The murder of George Floyd was a tipping point for the Black Lives Matter movement during this current pandemic. The Coronavirus has been distressing the African American community. They are struggling to earn their income because of the lockdown and they have most virus infections. This is a result of historic structural issues that keep them at the bottom of American society. Christopher Cooper’s confrontation with a belligerent dog walker who refused to follow the park rules and leash her dog stoked the spirit of this social justice movement. She called the police and lied about being attacked by a Black man when he confronted her. This incident exposed the ways white privilege works. It could’ve been fatal for Christopher Cooper had he not recorded it. Ahmed Aubrey and Breonna Taylor were not so fortunate. They were murdered.
The cops that killed Breonna Taylor have still not been sent to prison.
When George Floyd died, Black America went to protest! They filled the streets of every major city in that country. There were protests around the world. Colonising countries had to reckon with their wicked past in ways they have never done before.
The classical music world was not spared. The calls to de-colonise music education grew louder. There was a possibility that “Rule, Britannia!”, “Jerusalem” and “Land of hope and glory”- perennials at the BBC Proms concerts – would be cut from the programme because of their associations with colonisation and slavery. They were performed. The organisers commissioned a Black composer, Errollyn Wallen to create a new arrangement of “Jerusalem” and “Land of Hope and Glory”. South African soprano, Golda Schultz was the soloist. Her participation in the concert as a ‘coloured’ South African adds an interesting flavour to this moment.
A few days before the Black Lives Matter Protests I discovered and shared Nina Simone’s brilliant version of the jazz standard, “You can have him”. The speaker in this song is disappointed by their beloved’s actions and says to his paramour that they can have him. It is very clear from the text that the speaker is still deeply in love. Why would you want to give your beloved a baby every year?
Ms Simone’s rendition is sublime. Her piano accompaniment depicts the text so well and her singing captures all the anguish of a disenchanted lover. It is my favourite song of this lockdown and the one I listened to regularly.
This is how I came across the civil rights anthem, “To be young gifted and Black”. I was sad and bewildered by these killings. The fourth stanza of this piece was the most reassuring during this time.

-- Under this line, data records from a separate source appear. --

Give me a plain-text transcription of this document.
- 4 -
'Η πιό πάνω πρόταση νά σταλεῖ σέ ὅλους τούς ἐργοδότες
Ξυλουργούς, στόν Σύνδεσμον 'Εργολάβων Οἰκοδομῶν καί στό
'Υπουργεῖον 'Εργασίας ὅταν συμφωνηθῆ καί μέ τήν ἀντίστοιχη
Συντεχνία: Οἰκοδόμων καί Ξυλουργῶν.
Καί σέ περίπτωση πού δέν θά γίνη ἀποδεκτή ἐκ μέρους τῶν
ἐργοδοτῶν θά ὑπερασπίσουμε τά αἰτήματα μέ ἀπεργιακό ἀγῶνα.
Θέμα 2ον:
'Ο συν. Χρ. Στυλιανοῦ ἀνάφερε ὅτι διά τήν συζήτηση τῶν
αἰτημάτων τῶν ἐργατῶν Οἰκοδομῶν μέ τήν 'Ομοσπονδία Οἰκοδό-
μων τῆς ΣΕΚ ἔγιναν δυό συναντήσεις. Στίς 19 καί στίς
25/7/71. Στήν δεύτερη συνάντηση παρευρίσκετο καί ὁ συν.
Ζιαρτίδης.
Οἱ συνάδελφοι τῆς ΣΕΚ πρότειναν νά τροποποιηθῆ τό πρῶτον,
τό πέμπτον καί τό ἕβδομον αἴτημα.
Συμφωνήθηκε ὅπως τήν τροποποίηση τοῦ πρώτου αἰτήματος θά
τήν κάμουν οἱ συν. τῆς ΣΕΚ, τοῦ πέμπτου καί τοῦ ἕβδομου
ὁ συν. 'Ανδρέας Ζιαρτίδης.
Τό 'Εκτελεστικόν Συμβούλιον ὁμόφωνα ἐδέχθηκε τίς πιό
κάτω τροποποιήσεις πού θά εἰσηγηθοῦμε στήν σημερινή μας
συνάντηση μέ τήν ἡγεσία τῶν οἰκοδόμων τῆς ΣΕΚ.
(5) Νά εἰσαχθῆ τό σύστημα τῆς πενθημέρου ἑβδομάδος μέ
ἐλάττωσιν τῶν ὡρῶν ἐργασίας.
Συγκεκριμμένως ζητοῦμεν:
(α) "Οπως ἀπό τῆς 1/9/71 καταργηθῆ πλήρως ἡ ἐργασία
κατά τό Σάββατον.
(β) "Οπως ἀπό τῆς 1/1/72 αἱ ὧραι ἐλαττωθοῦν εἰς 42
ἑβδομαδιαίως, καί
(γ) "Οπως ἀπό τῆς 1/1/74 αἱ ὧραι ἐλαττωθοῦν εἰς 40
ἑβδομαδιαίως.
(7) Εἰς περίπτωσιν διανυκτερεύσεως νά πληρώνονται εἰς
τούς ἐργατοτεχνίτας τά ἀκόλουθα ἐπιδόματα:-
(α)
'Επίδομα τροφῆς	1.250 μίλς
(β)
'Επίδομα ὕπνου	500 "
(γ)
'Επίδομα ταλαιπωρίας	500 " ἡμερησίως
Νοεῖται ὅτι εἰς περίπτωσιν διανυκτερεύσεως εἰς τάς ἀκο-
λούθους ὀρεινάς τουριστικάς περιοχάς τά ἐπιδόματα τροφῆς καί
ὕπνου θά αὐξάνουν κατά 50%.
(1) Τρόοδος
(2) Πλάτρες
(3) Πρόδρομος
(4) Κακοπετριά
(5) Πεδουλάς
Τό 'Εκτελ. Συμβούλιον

It says,
“When you feel really low
Yeah, there’s a great truth you should know
When you’re young, gifted and Black
Your soul’s intact”
I spent time on this song and found different versions by different artists. Aretha Franklin turned the song into something she could only sing. Nonetheless, the different renditions reminded me of the lived experiences of Black people in South Africa and the rest world. We have to fight racists and sycophants to have peace in this world.
Bill Taylor’s “I wish I knew how it would feel to be free” was the next song that kept appearing on my playlist recommendations. The first recording I heard of this peace was by Ms Leontyne Price and the Rust College Choir. She sang it with the technical discipline that can be expected from an opera singer of her calibre. The recording sounds like a folk tune that was sung by the enslaved Black people during a rare moment of rest.
After I began teaching my singing students remotely. I had to focus on teaching their repertoire. I will share John Legend’s version of “I wish I knew how it feels to be free’ when I introduce the piece to my students. I hope this will lead us to a conversation on Nina Simone, whose rendition is my favourite, and how her music and work in social justice is still relevant today.